Such great hope

Fri, 11/11/2016 - 10:30am

The morning dawned bright after a long dark night, the sky and sea spread with the same rose gold, a vibrant and hopeful color reflected in the flat calm surface of the big pond behind my house, emerged in early November from its cover of summer greenery. I wondered at it for a bit, even thought of going downstairs and finding my camera but I did not want to turn away from it to find it gone when I returned.

It slid away to a morning more sunny than had been forecast and I tried to sleep a bit more, without success. 

It had been a night of sleep come very late only to be interrupted by the chime announcing — in this case nasty — texts flowing in from someone I've not even seen in a long time, but looking for a fight over the national election, successful bullying in the chill dark of early morning, evaporating into what it truly was, the temper tantrum of a small person, in the light of day. 

It was not much of anything, a few childish messages in the night, just one more layer of the borderline abuse to which we have become accustomed, and been told to ignore.
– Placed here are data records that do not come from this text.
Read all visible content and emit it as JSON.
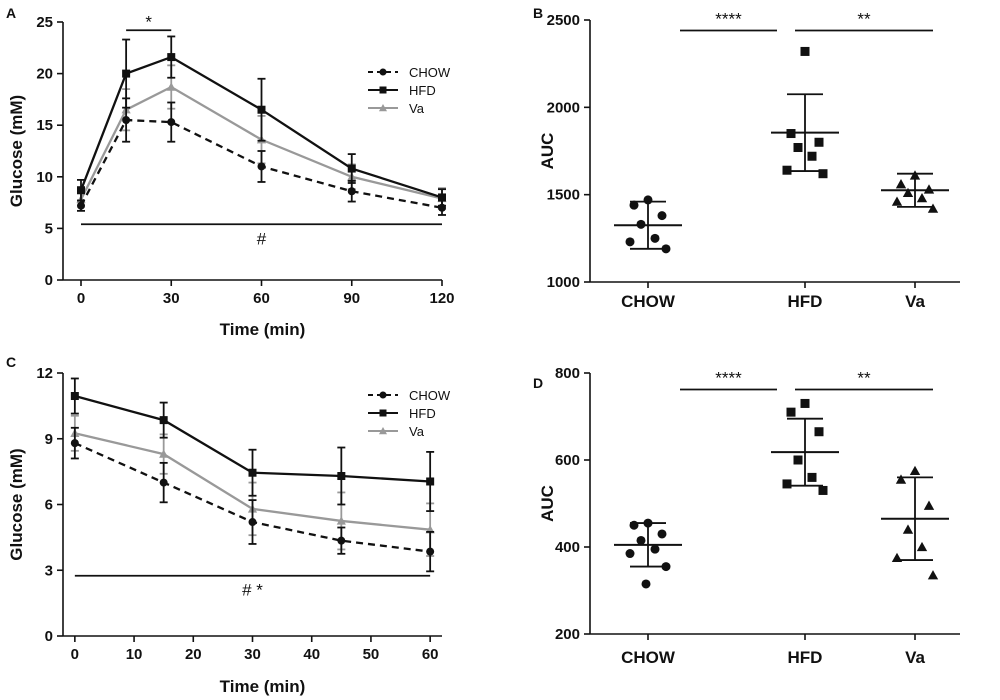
{
  "colors": {
    "chow": "#111111",
    "hfd": "#111111",
    "va": "#999999"
  },
  "chart_data": [
    {
      "panel": "A",
      "type": "line",
      "xlabel": "Time (min)",
      "ylabel": "Glucose (mM)",
      "xlim": [
        0,
        120
      ],
      "ylim": [
        0,
        25
      ],
      "xticks": [
        0,
        30,
        60,
        90,
        120
      ],
      "yticks": [
        0,
        5,
        10,
        15,
        20,
        25
      ],
      "legend_position": "top-right",
      "series": [
        {
          "name": "CHOW",
          "style": "dashed",
          "marker": "circle",
          "color": "#111111",
          "x": [
            0,
            15,
            30,
            60,
            90,
            120
          ],
          "y": [
            7.2,
            15.5,
            15.3,
            11.0,
            8.6,
            7.0
          ],
          "err": [
            0.5,
            2.1,
            1.9,
            1.5,
            1.0,
            0.7
          ]
        },
        {
          "name": "HFD",
          "style": "solid",
          "marker": "square",
          "color": "#111111",
          "x": [
            0,
            15,
            30,
            60,
            90,
            120
          ],
          "y": [
            8.7,
            20.0,
            21.6,
            16.5,
            10.8,
            8.0
          ],
          "err": [
            1.0,
            3.3,
            2.0,
            3.0,
            1.4,
            0.8
          ]
        },
        {
          "name": "Va",
          "style": "solid",
          "marker": "triangle",
          "color": "#999999",
          "x": [
            0,
            15,
            30,
            60,
            90,
            120
          ],
          "y": [
            7.8,
            16.5,
            18.7,
            13.6,
            10.0,
            7.9
          ],
          "err": [
            0.6,
            2.0,
            2.1,
            2.3,
            1.2,
            1.0
          ]
        }
      ],
      "annotations": [
        {
          "text": "*",
          "x_from": 15,
          "x_to": 30,
          "y": 24.2
        },
        {
          "text": "#",
          "x_from": 0,
          "x_to": 120,
          "y": 5.4
        }
      ]
    },
    {
      "panel": "B",
      "type": "scatter",
      "xlabel": "",
      "ylabel": "AUC",
      "ylim": [
        1000,
        2500
      ],
      "yticks": [
        1000,
        1500,
        2000,
        2500
      ],
      "categories": [
        "CHOW",
        "HFD",
        "Va"
      ],
      "markers": [
        "circle",
        "square",
        "triangle"
      ],
      "points": [
        [
          1470,
          1440,
          1380,
          1330,
          1250,
          1230,
          1190
        ],
        [
          2320,
          1850,
          1800,
          1770,
          1720,
          1640,
          1620
        ],
        [
          1610,
          1560,
          1530,
          1510,
          1480,
          1460,
          1420
        ]
      ],
      "mean": [
        1325,
        1855,
        1525
      ],
      "sd": [
        135,
        220,
        95
      ],
      "comparisons": [
        {
          "label": "****",
          "from": "CHOW",
          "to": "HFD",
          "y": 2440
        },
        {
          "label": "**",
          "from": "HFD",
          "to": "Va",
          "y": 2440
        }
      ]
    },
    {
      "panel": "C",
      "type": "line",
      "xlabel": "Time (min)",
      "ylabel": "Glucose (mM)",
      "xlim": [
        -2,
        62
      ],
      "ylim": [
        0,
        12
      ],
      "xticks": [
        0,
        10,
        20,
        30,
        40,
        50,
        60
      ],
      "yticks": [
        0,
        3,
        6,
        9,
        12
      ],
      "legend_position": "top-right",
      "series": [
        {
          "name": "CHOW",
          "style": "dashed",
          "marker": "circle",
          "color": "#111111",
          "x": [
            0,
            15,
            30,
            45,
            60
          ],
          "y": [
            8.8,
            7.0,
            5.2,
            4.35,
            3.85
          ],
          "err": [
            0.7,
            0.9,
            1.0,
            0.6,
            0.9
          ]
        },
        {
          "name": "HFD",
          "style": "solid",
          "marker": "square",
          "color": "#111111",
          "x": [
            0,
            15,
            30,
            45,
            60
          ],
          "y": [
            10.95,
            9.85,
            7.45,
            7.3,
            7.05
          ],
          "err": [
            0.8,
            0.8,
            1.05,
            1.3,
            1.35
          ]
        },
        {
          "name": "Va",
          "style": "solid",
          "marker": "triangle",
          "color": "#999999",
          "x": [
            0,
            15,
            30,
            45,
            60
          ],
          "y": [
            9.25,
            8.3,
            5.8,
            5.25,
            4.85
          ],
          "err": [
            0.8,
            0.9,
            1.2,
            1.3,
            1.2
          ]
        }
      ],
      "annotations": [
        {
          "text": "# *",
          "x_from": 0,
          "x_to": 60,
          "y": 2.75
        }
      ]
    },
    {
      "panel": "D",
      "type": "scatter",
      "xlabel": "",
      "ylabel": "AUC",
      "ylim": [
        200,
        800
      ],
      "yticks": [
        200,
        400,
        600,
        800
      ],
      "categories": [
        "CHOW",
        "HFD",
        "Va"
      ],
      "markers": [
        "circle",
        "square",
        "triangle"
      ],
      "points": [
        [
          455,
          450,
          430,
          415,
          395,
          385,
          355,
          315
        ],
        [
          730,
          710,
          665,
          600,
          560,
          545,
          530
        ],
        [
          575,
          555,
          495,
          440,
          400,
          375,
          335
        ]
      ],
      "mean": [
        405,
        618,
        465
      ],
      "sd": [
        50,
        77,
        95
      ],
      "comparisons": [
        {
          "label": "****",
          "from": "CHOW",
          "to": "HFD",
          "y": 762
        },
        {
          "label": "**",
          "from": "HFD",
          "to": "Va",
          "y": 762
        }
      ]
    }
  ]
}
It’s a hard call, to take the high road or to call out the coward and risk it getting worse before it goes away, incidents I would leave unmentioned but for the fact they so much sum up the last several months in the lives of so many of the people of this nation, not only women. 

All along I have said I was not seriously worried about the then-candidate, now President-elect, rather the more rabid of his supporters, who would be either angry and out of control or — as seems to be proving true despite the victory — still angry and even more emboldened.

It has not been a full day yet and people are tired, tempers are frayed. Still, as happens after every election, no matter the victor, I am optimistic that somehow the pieces will come together and we will move forward as that one nation we are meant to be. 

But, seriously, what kind of mentality does it take to send a text to someone who has just won a Town Council seat? Yes, the absentees remain out as I write but I have been following local elections since before I could vote and have seen wins maintained through final counting with much narrower margins than I have. (I write hoping I am not jinxing myself). The 3:47 a.m. text said: “Well, now you know how it feels to lose. Get used to it!” which, now that the sun is setting, feels more the threat it did last night than in the bright mid-day.

Tonight, I will turn the sound on my phone down to “alarm only.” 

It was already so dark so early before the dreaded fall back of the clocks that it barely seems worse this week than last, with the final gray draining from the sky as 5 p.m. approaches.

Autumn is outside, barking at some thing, real or imagined, and I wander out, wondering if there is a deer, or another dog barking in the distance, or if it is just another case of her barking at the echo of her own voice, which, yes, my sweet Autumn has been known to do.

The fall has been spent moving from one deadline to the next and somehow we are already moving into the second week of November, and with it one of the few holidays that did not fall to the Uniform Monday Holiday Act — or, more accurately, one which was restored to its historic place, Veterans Day, the old Armistice Day, marking the end of the Great War to End All Wars.

It was one of those dates drilled into me by my mother, the eleventh hour of the eleventh day of the eleventh month, a time everyone would remember down through history to its very end. Swords would be beaten into plowshares, spears into pruning hooks and we would learn war no more. We are now only two years short of a century since that auspicious moment in time. 

Even when I was in school that Great War had become one of two World Wars, two times with easy definitions. Korea was then a bit of a mystery, even though the father of one of my classmates and a teacher were veterans of it.

Now, it seems all around us is one great long war with bits of peace breaking the monotony, although I know by measures more precise than “it seems” we live in a time of relative peace. The world has both expanded, from the time Alexander could be said to have conquered it to today's photographs taken from space showing it much larger than he could have imagined, and grown smaller with the speed of transport and communication. 

My generation grew up hearing of the distant horrors of World War II; the reality of Vietnam came to America's living rooms via the six o'clock news. There was simply news, there were no special interest groups narrowing the range of what is presented to the viewer. 

This Friday is Veterans Day, kept on that date set so long ago with such great hope, today widened to include all who served in the Armed Services. It is a time when new crisp flags fly on the grave of veterans in the island cemeteries, and I remember not only those who served but all through the generations like my grandmother, a widow who saw her five sons go to war, and by the grace of God return home, and whose nephew returned to spend his life after war in a Veterans' home, his mind permanently ruined.

A new administration begins in January, and like every other one, regardless of the means, I have to believe it will strive for a legacy of lasting peace.